Mom and dad carried lessons from the violent south of what could happen to children left unprotected. Evelyn and Heywood protected their children fiercely through stories, strategies of code switching survival tactics when in the company of white folks, and they trained us to advocate for our selves and each other regardless of who stepped to us. They demonstrated bravery in a world of racist cowards.

In Resistance Begins at Home: The Black Family and Lessons in Survival and Subversion in Jim Crow Mississippi, Stephen A. Berrey speaks of similar racial lessons taught to children by parents and communities in an effort to arm them with strategies for survival in American south apartheid. Not that I have read it prior to taking this course but that I have lived a similar experience with learning to survive from family all to familiar with Jim Crow South.
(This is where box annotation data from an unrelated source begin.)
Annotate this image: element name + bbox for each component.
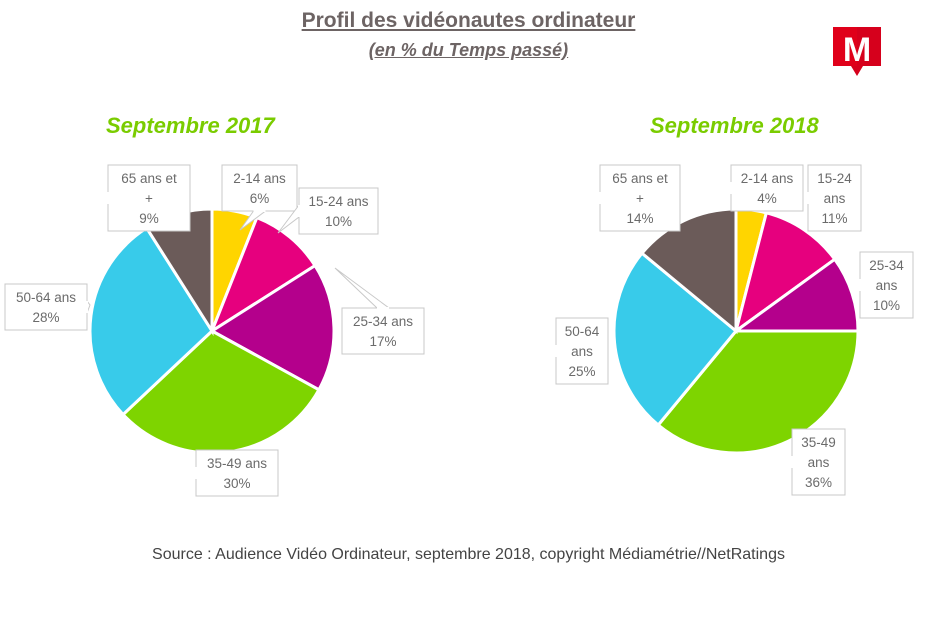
svg-text:ans: ans xyxy=(876,278,898,293)
svg-text:35-49: 35-49 xyxy=(801,435,836,450)
svg-text:6%: 6% xyxy=(250,191,270,206)
data-label-2018-1: 15-24 ans 11% xyxy=(807,164,862,232)
data-label-2018-5: 65 ans et +14% xyxy=(599,164,681,232)
svg-text:2-14 ans: 2-14 ans xyxy=(233,171,286,186)
data-label-2018-2: 25-34 ans 10% xyxy=(859,251,914,319)
data-label-2018-4: 50-64 ans 25% xyxy=(555,317,609,385)
svg-text:50-64 ans: 50-64 ans xyxy=(16,290,76,305)
data-label-2017-5: 65 ans et +9% xyxy=(107,164,191,232)
svg-text:11%: 11% xyxy=(821,211,847,226)
svg-text:9%: 9% xyxy=(139,211,159,226)
pie-slice-2018-3 xyxy=(656,329,860,455)
pie-slice-2018-1 xyxy=(733,211,837,335)
pie-slice-2017-4 xyxy=(88,225,214,417)
svg-text:10%: 10% xyxy=(873,298,900,313)
svg-text:14%: 14% xyxy=(626,211,653,226)
data-label-2018-3: 35-49 ans 36% xyxy=(791,428,846,496)
svg-text:17%: 17% xyxy=(369,334,396,349)
svg-text:25-34 ans: 25-34 ans xyxy=(353,314,413,329)
chart-2018-title: Septembre 2018 xyxy=(650,113,819,138)
svg-text:10%: 10% xyxy=(325,214,352,229)
svg-text:+: + xyxy=(145,191,153,206)
mediametrie-logo: M xyxy=(833,27,881,76)
data-label-2017-1: 15-24 ans 10% xyxy=(277,187,379,235)
svg-text:25-34: 25-34 xyxy=(869,258,904,273)
svg-text:36%: 36% xyxy=(805,475,832,490)
svg-text:ans: ans xyxy=(571,344,593,359)
data-label-2017-0: 2-14 ans 6% xyxy=(221,164,298,231)
svg-text:15-24: 15-24 xyxy=(817,171,852,186)
pie-slice-2018-4 xyxy=(612,251,739,428)
pie-slice-2018-5 xyxy=(639,207,738,335)
data-label-2018-0: 2-14 ans 4% xyxy=(730,164,804,212)
svg-text:65 ans et: 65 ans et xyxy=(612,171,668,186)
chart-subtitle: (en % du Temps passé) xyxy=(368,40,569,60)
chart-2017-title: Septembre 2017 xyxy=(106,113,275,138)
svg-text:25%: 25% xyxy=(568,364,595,379)
svg-text:28%: 28% xyxy=(32,310,59,325)
svg-text:65 ans et: 65 ans et xyxy=(121,171,177,186)
svg-text:30%: 30% xyxy=(223,476,250,491)
svg-text:4%: 4% xyxy=(757,191,777,206)
svg-text:2-14 ans: 2-14 ans xyxy=(741,171,794,186)
svg-text:+: + xyxy=(636,191,644,206)
svg-text:ans: ans xyxy=(808,455,830,470)
pie-slice-2017-2 xyxy=(209,263,336,392)
svg-text:15-24 ans: 15-24 ans xyxy=(308,194,368,209)
svg-text:M: M xyxy=(843,31,871,69)
data-label-2017-2: 25-34 ans 17% xyxy=(334,267,425,355)
svg-text:50-64: 50-64 xyxy=(565,324,600,339)
chart-title: Profil des vidéonautes ordinateur xyxy=(301,9,636,32)
svg-text:35-49 ans: 35-49 ans xyxy=(207,456,267,471)
data-label-2017-4: 50-64 ans 28% xyxy=(4,283,91,331)
data-label-2017-3: 35-49 ans 30% xyxy=(195,449,279,497)
source-note: Source : Audience Vidéo Ordinateur, sept… xyxy=(152,546,785,563)
svg-text:ans: ans xyxy=(824,191,846,206)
Black family as the site of racial pride and alternative narratives of Blackness rooted in racial pride but also a site of gender strength. In Resistance, Berry points to the work of Jennifer Rittenhour in the set of “racial rules” that guide a strategy of surviving relationships between dominant white and subordinate that were adjusted according to varying day to day engagement. This process of racial rules behavior indicates the movement of performative stances folks enacted for the purposes of survival in Jim Crow South (Berry, p. 66; Rittenhour, 2006).
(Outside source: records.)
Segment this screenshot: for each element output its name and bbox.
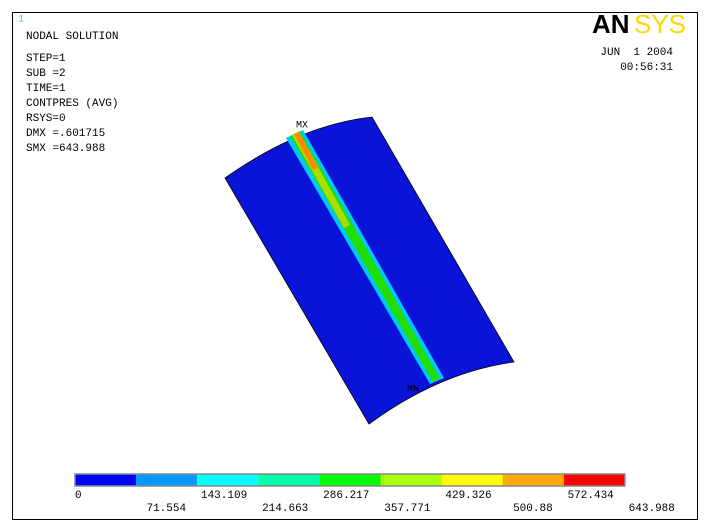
legend-label: 143.109 [201,490,247,502]
legend-label: 500.88 [513,503,553,515]
info-lines: STEP=1 SUB =2 TIME=1 CONTPRES (AVG) RSYS=0 DM… [26,53,118,155]
info-line: SUB =2 [26,68,66,80]
info-line: TIME=1 [26,83,66,95]
logo-sys: SYS [634,9,686,39]
legend-label: 429.326 [445,490,491,502]
legend-swatch [502,474,564,486]
legend-label: 71.554 [146,503,186,515]
date: JUN 1 2004 [600,47,673,59]
info-line: RSYS=0 [26,113,66,125]
legend-label: 214.663 [262,503,308,515]
legend-label: 0 [75,490,82,502]
legend-swatch [258,474,320,486]
legend-swatch [319,474,381,486]
legend-swatch [441,474,503,486]
model: MX MN [224,116,515,425]
info-line: CONTPRES (AVG) [26,98,118,110]
legend-swatch [197,474,259,486]
legend-swatch [75,474,137,486]
legend-label: 286.217 [323,490,369,502]
legend-label: 572.434 [568,490,615,502]
time: 00:56:31 [620,62,673,74]
info-title: NODAL SOLUTION [26,31,118,43]
legend-label: 357.771 [384,503,431,515]
legend-border [74,473,626,487]
info-line: SMX =643.988 [26,143,105,155]
info-line: STEP=1 [26,53,66,65]
logo-an: AN [592,9,630,39]
legend-label: 643.988 [629,503,675,515]
window-number: 1 [18,15,24,26]
min-marker: MN [407,385,419,396]
legend: 0 71.554 143.109 214.663 286.217 357.771 429.3… [74,473,675,515]
legend-swatch [380,474,442,486]
legend-swatch [563,474,625,486]
max-marker: MX [296,121,308,132]
info-line: DMX =.601715 [26,128,105,140]
legend-swatch [136,474,198,486]
contact-band-peak [294,132,318,170]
In Resistance, Berrey selects themes and discourses from 25 years of oral historical artifacts from a multitude of collections and initiatives of oral accounts about life during Jim Crow (Berry, p 66). I do not. That is, I do not draw on the oral accounts that stem from an archived record of experiences offered by a multitude if different voices. My work differs very much from Berrey at this point. My artifacts come from my own family members and my own recollection of stories my parents used to tell about growing up in Louisiana and West Virginia. Also, the stories that I pull together for my capstone project are less about building an argument on the ways Jim Crow apartheid affected the Black Family and more specifically on how the lynching of my Great, Great grandfather, Miles Taylor, influenced the racial lessons thought to my siblings and I by my parents through the retelling of the Mile’s murder. My research also examines how this and other stories provided racial learnings that reveal the way lynching events effect African American family development (Beauchamp, 2005).
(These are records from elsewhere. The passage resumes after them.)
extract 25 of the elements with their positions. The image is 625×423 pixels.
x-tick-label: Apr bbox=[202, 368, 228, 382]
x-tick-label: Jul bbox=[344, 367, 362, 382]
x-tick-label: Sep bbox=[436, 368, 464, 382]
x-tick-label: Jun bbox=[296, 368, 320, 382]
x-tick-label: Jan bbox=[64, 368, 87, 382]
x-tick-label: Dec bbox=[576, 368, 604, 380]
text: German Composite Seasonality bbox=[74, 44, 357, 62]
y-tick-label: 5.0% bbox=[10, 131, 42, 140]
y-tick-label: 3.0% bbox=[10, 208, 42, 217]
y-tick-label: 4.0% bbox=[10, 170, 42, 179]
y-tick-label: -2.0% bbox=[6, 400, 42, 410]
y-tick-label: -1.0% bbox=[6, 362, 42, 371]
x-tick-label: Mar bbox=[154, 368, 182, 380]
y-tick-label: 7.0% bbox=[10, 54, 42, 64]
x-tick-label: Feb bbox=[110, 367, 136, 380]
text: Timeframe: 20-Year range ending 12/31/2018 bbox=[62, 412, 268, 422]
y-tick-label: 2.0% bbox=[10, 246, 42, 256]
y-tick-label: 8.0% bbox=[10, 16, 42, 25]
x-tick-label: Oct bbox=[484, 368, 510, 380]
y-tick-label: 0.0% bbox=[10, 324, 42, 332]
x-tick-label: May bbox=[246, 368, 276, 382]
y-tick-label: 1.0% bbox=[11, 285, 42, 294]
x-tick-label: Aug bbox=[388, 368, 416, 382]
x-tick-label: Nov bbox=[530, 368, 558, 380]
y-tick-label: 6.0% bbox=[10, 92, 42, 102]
Further, my work argues that the practice of lynching erased the subjectivies of lynching victims and their families and that this erasure was replaced with a production of a sub-human and non-human subject that could be acted upon violently. The way this sits in terms of the African American family can be seen through attacks against Black women as mother figures. “Degrading mythology about Black mothers is one aspect of a complex set of stereotypes that deny Black humanity in order to rationalize white supremacy and it is this moment that products the multitude of radicalized sexist imagery that is constantly reproduced in popular culture. (Hills-Collins, 1990, 2000; Roberts, 1997; Frederickson, 1987) My research looks to the criminalization Black women through two recent cases in Seattle that involve police acting violently toward Black women and through the Black mothering is demonized through reproduction.